Das zarte Gift des Morgens
»Sonst machst du es nur schlimmer. Das hier ist nur der Anfang, das Ende wartet in der Zelle.«
»Ich kenne keinen Studnjow«, stöhnte Worobjow. »Ich wollte nichts Böses, ich dachte nicht. . .«
»Nichts Böses?!«, explodierte Lessopowalow. »Zwei Menschen sind mit einem Gift ermordet worden, zu dem du, Bürschchen, freien Zugang hast.« Er hob drohend den Finger. »Und hier riecht es nicht nur nach Mord, sondern nach etwas noch Schlimmerem. Bis jetzt unterliegt euer Betrieb nämlich noch der höchsten Geheimhaltungsstufe.«
»Ich wollte wirklich nichts Böses.« Worobjow wandte sich jetzt ausschließlich an Kolossow – Lessopowalow und die schweigsamen Männer in Grau schüchterten ihn sichtlich ein. »Nicht im Traum hätte ich gedacht. . . Sie hat mich gebeten, sie selbst. . .«
»Wer? Worum?«, kläffte Lessopowalow.
»Lena. Sie bat mich, es ihr zu beschaffen . . .«
»Erzählen Sie der Reihe nach, Juri, was geschehen ist. Ich bin überzeugt, gemeinsam werden wir alles aufklären«, redete Kolossow ihm freundlich zu.
»Gut, ich will Ihnen alles erzählen, die ganze Wahrheit. Lena hat mich gebeten, ihr das Thallium zu besorgen.«
»Woher wusste Ihre Schwester denn davon?«
»Ich habe ihr selbst davon erzählt. Gleich als ich nach dem Studium die Stelle hier am Labor bekam . . . Zuerst gefiel mir die Arbeit nicht. Meine Mutter war dagegen, und Lena auch, besonders als ich erzählt habe, dass man hier manchmal mit giftigen Präparaten zu tun hat.«
»Wann genau haben Sie Ihrer Schwester von dem Thallium erzählt?«, fragte Lessopowalow.
»Das ist schon länger her, sicher ein halbes Jahr. Ich wollte weg von hier, habe im Internet nach einer anderen Stelle gesucht.«
»Und wann hat Jelena Sie gebeten, ihr dieses Präparat zu beschaffen?«
»Vor drei Wochen, Mitte Juli.«
»Hat sie erklärt, wozu sie das Gift brauchte? Aber flunker uns jetzt nicht vor, sie hätte gesagt, dass sie damit die Ratten im Restaurant vergiften wollte«, knurrte Lessopowalow.

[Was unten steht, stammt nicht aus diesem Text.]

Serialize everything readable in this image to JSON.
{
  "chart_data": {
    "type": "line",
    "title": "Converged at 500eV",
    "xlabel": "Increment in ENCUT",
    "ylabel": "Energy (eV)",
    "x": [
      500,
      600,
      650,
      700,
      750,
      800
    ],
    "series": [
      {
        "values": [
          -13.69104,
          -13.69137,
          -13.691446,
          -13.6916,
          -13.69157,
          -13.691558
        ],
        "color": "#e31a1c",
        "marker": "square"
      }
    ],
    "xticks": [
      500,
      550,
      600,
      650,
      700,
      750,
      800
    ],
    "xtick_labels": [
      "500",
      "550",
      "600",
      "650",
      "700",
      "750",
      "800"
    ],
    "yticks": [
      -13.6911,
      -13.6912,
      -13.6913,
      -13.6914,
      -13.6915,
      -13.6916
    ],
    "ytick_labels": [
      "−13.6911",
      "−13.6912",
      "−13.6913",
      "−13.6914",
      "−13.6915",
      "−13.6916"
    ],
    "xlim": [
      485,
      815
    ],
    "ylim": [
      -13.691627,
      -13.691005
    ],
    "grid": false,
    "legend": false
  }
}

»Ich weiß nicht, wozu sie es brauchte«, presste Worobjow hervor. »Sie hat es mir nicht gesagt.«
›Juri, Sie haben immer noch nicht begriffen. Es liegt in Ihrem eigenen Interesse, uns die Wahrheit zu sagen.« Kolossow seufzte mitleidig. »Sie können sich dadurch viele Unannehmlichkeiten ersparen.«
»Lena hat mir gesagt, ich könnte . . . und sie auch . . . wir könnten damit eine Menge Geld verdienen.« Die Stimme des Jungen zitterte. »Sie hat gesagt: Es gibt jemanden, der für eine Dosis dieses Präparats viel Geld bezahlt.«
»Sie wissen über die Wirkung von Thallium auf Menschen Bescheid?«, fragte Kolossow.
Worobjow nickte.
»Und Sie haben auch eine Vorstellung davon, welche Dosis tödlich ist?«
»Natürlich, ich arbeite ja mit diesem Präparat und mit Lösungen auf seiner Basis. Wir haben detaillierte Sicherheitsvorschriften«, murmelte Worobjow.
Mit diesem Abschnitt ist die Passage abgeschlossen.